NOIDA and Ghaziabad police authorities and the Uttar Pradesh home secretary simultaneously issued conflicting statements that the Uttar Pradesh Special Task Force and Noida Police rescued the boy in a joint operation at Kakore village from near the Noida-Bulandshahr border, that he was rescued a little after noon Friday and immediately returned to his family. No details were provided.

A TV channel in the meanwhile interviewed a masked man claiming to be Ashok Kalia of the Kalia gang stating that the child was released only after a ransom payment of Rs.50 million was made to the Sirohi and Bhatti gangs of Uttar Pradesh who had kidnapped him. To further muck up the issue, a segment of the police investigation team confirmed seizing about Rs.5 million (50 lakhs) of the ransom money. Confusion confounded indeed.

Amidst allegations of frame up, the police have arrested a man, Jeetendra, and are now claiming that the kidnapping was the handiwork of four people - Jeetendra, Chatrapal, Pawan and Vijay Chauhan. It is intriguing how Jeetendra has been sent to judicial custody without the police requesting for his custody on police remand as would normally be expected - to assist them in unravelling fully the kidnapping saga and mystery, and take his assistance in nabbing the stated co-accused.

While Naresh Gupta, the child's father, supports the police version of his child being rescued, Anant's grandfather told the media that Anant came home alone in the auto. In the face of the conflicting stories, Naresh Gupta's blind support of the police version raises eyebrows. But can a parent really be blamed for toeing the demanded line and doing whatever in his might to save his child?

So in the resultant confusion, there are questions and questions: Was Anant rescued at all, or delivered? If rescued, from where exactly was he rescued/ recovered, and by who? If he was released and delivered, what were the circumstances? What about ransom? Was there really any exchange of money? If yes, how and where was the ransom delivered?
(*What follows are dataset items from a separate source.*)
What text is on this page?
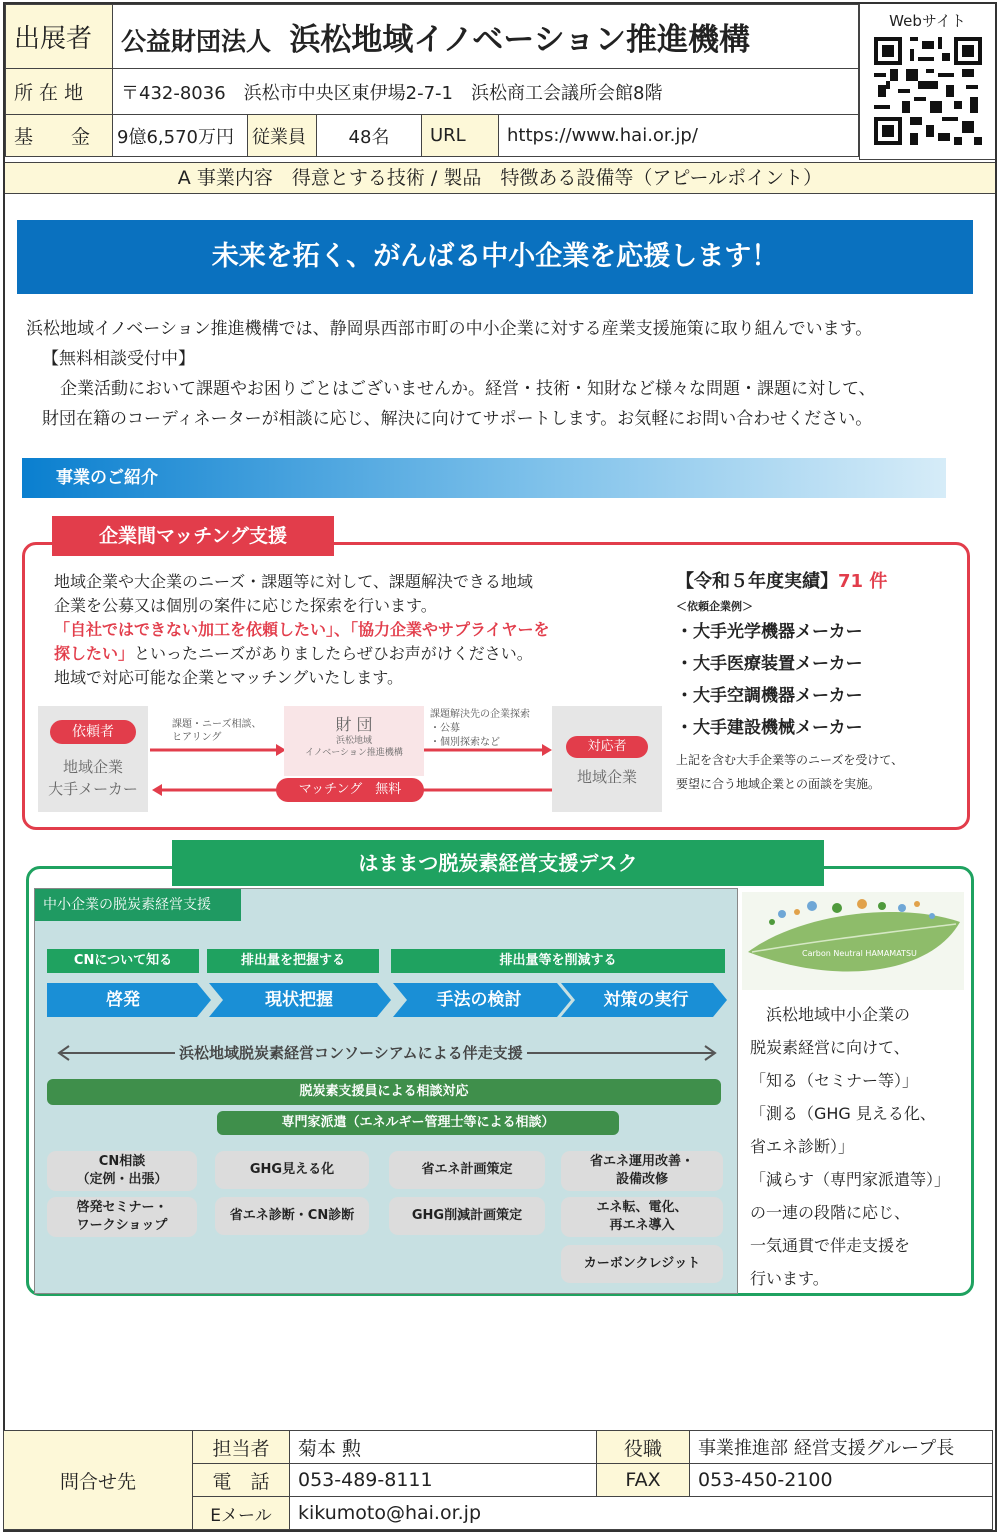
出展者	公益財団法人 浜松地域イノベーション推進機構				
所 在 地	〒432-8036　浜松市中央区東伊場2-7-1　浜松商工会議所会館8階				
基　　金	9億6,570万円	従業員	48名	URL	https://www.hai.or.jp/
Webサイト
A 事業内容　得意とする技術 / 製品　特徴ある設備等（アピールポイント）
未来を拓く、がんばる中小企業を応援します！
浜松地域イノベーション推進機構では、静岡県西部市町の中小企業に対する産業支援施策に取り組んでいます。
【無料相談受付中】
企業活動において課題やお困りごとはございませんか。経営・技術・知財など様々な問題・課題に対して、
財団在籍のコーディネーターが相談に応じ、解決に向けてサポートします。お気軽にお問い合わせください。
事業のご紹介
企業間マッチング支援
地域企業や大企業のニーズ・課題等に対して、課題解決できる地域
企業を公募又は個別の案件に応じた探索を行います。
「自社ではできない加工を依頼したい」、「協力企業やサプライヤーを
探したい」といったニーズがありましたらぜひお声がけください。
地域で対応可能な企業とマッチングいたします。
依頼者
地域企業
大手メーカー
課題・ニーズ相談、
ヒアリング
財 団
浜松地域
イノベーション推進機構
課題解決先の企業探索
・公募
・個別探索など
マッチング　無料
対応者
地域企業
【令和５年度実績】71 件
＜依頼企業例＞
・大手光学機器メーカー
・大手医療装置メーカー
・大手空調機器メーカー
・大手建設機械メーカー
上記を含む大手企業等のニーズを受けて、
要望に合う地域企業との面談を実施。
はままつ脱炭素経営支援デスク
中小企業の脱炭素経営支援
CNについて知る	排出量を把握する	排出量等を削減する
啓発	現状把握	手法の検討	対策の実行
浜松地域脱炭素経営コンソーシアムによる伴走支援
脱炭素支援員による相談対応
専門家派遣（エネルギー管理士等による相談）
CN相談
（定例・出張）
啓発セミナー・
ワークショップ
GHG見える化
省エネ診断・CN診断
省エネ計画策定
GHG削減計画策定
省エネ運用改善・
設備改修
エネ転、電化、
再エネ導入
カーボンクレジット
Carbon Neutral HAMAMATSU
浜松地域中小企業の
脱炭素経営に向けて、
「知る（セミナー等）」
「測る（GHG 見える化、
省エネ診断）」
「減らす（専門家派遣等）」
の一連の段階に応じ、
一気通貫で伴走支援を
行います。
問合せ先	担当者	菊本 勲	役職	事業推進部 経営支援グループ長
	電　話	053-489-8111	FAX	053-450-2100
	Eメール	kikumoto@hai.or.jp		
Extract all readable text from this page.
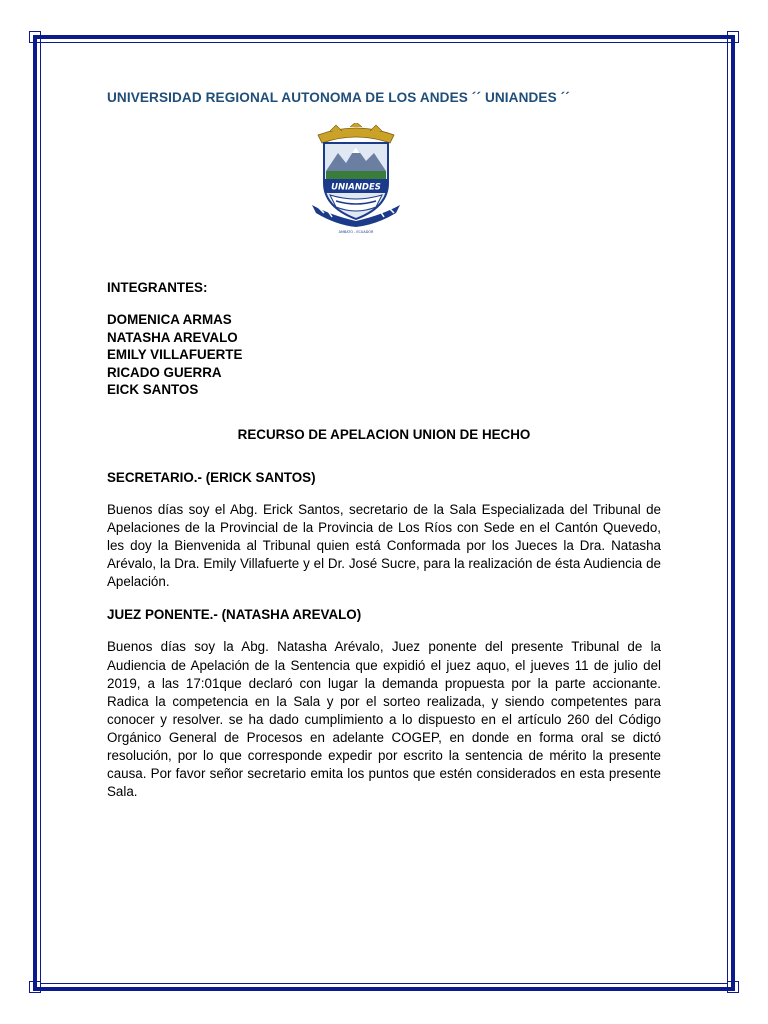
UNIVERSIDAD REGIONAL AUTONOMA DE LOS ANDES ´´ UNIANDES ´´

UNIANDES
AMBATO - ECUADOR
INTEGRANTES:
DOMENICA ARMAS
NATASHA AREVALO
EMILY VILLAFUERTE
RICADO GUERRA
EICK SANTOS
RECURSO DE APELACION UNION DE HECHO
SECRETARIO.- (ERICK SANTOS)
Buenos días soy el Abg. Erick Santos, secretario de la Sala Especializada del Tribunal de Apelaciones de la Provincial de la Provincia de Los Ríos con Sede en el Cantón Quevedo, les doy la Bienvenida al Tribunal quien está Conformada por los Jueces la Dra. Natasha Arévalo, la Dra. Emily Villafuerte y el Dr. José Sucre, para la realización de ésta Audiencia de Apelación.
JUEZ PONENTE.- (NATASHA AREVALO)
Buenos días soy la Abg. Natasha Arévalo, Juez ponente del presente Tribunal de la Audiencia de Apelación de la Sentencia que expidió el juez aquo, el jueves 11 de julio del 2019, a las 17:01que declaró con lugar la demanda propuesta por la parte accionante. Radica la competencia en la Sala y por el sorteo realizada, y siendo competentes para conocer y resolver. se ha dado cumplimiento a lo dispuesto en el artículo 260 del Código Orgánico General de Procesos en adelante COGEP, en donde en forma oral se dictó resolución, por lo que corresponde expedir por escrito la sentencia de mérito la presente causa. Por favor señor secretario emita los puntos que estén considerados en esta presente Sala.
On the other hand, if it were really a good job of sleuthing done by the police - an absolutely commendable work as is being forcefully projected by Naresh Gupta, then why the conflicting versions from the police - both regarding the rescue, and the payment/recovery of ransom? Is the reason for confusion due to the political monitoring of the case? Were there parleys between the kidnapped child's family, the police and the criminals through political mediators? Is that why the confusion? Will the political leadership in the state clarify these nagging and ominous projectiles?